I am interested to find out more about the Public Consultation. What is it?
Thank you. -
For actual pools, Blackheath is the place. It has three, one with a duck island. Near there is Morden College Alms Houses. Over the heath is the wall of Greenwich Park, which has a hidden deer enclosure and The Maritime Museum at the top, with the Meridien line running through. If you go at noon, the enormous ball on the roof shoots up (hydraulic) and slowly sinks back. Next to it is General Wolfe's statue, where you look down past the boating pond to the Royal Naval College, Greenwich University, Cutty Sark, Water Ferry, Foot tunnel under the Thames . That is all at the big loop of the Thames. You see O2 too. To the right of the river is Woolwich free Ferry, and the Thames Barrier. At the higher level, on the way to Woolwich, is a Jacobean building called Charlton House, used as a library. The Park also has Rangers House and Queens House. Henry the 8th liked to chase either deer or ladies in the area. If you live near Lewisham, go to Horniman Museum at Forest Hill, and look at the basement aquarium and the Butterfly House, when they open again.
The pool called Peter Pans Pool had a miniature fun fair for years, generations in fact. That's why all locals and older people still call it Peter Pan's. Homebase did away with the fair, for a car park. It will probably officially just be called Homebase now, and it is known nowadays more for the fibre glass couple on a bench.

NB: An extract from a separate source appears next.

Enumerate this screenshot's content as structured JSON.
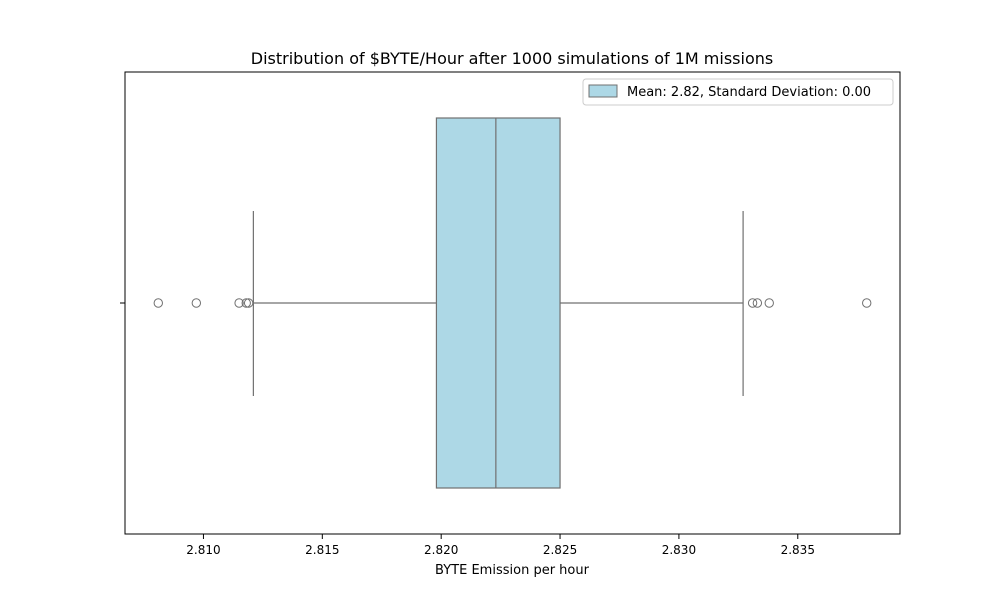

Will you be working or learning at the college? A little way further is Goldsmiths College. Further beyond that is Peckham then Camberwell Art College. A lot goes on in South (used to be pronounced Saahf ) London, but North of the river is a foreign land. The strange people who live there always looked down their noses. At one time, in the last century, there even had to be an Amending Act of Parliament to instruct the Carriage Office to order black cab drivers to accept fares to cross the river, they were so reluctant!.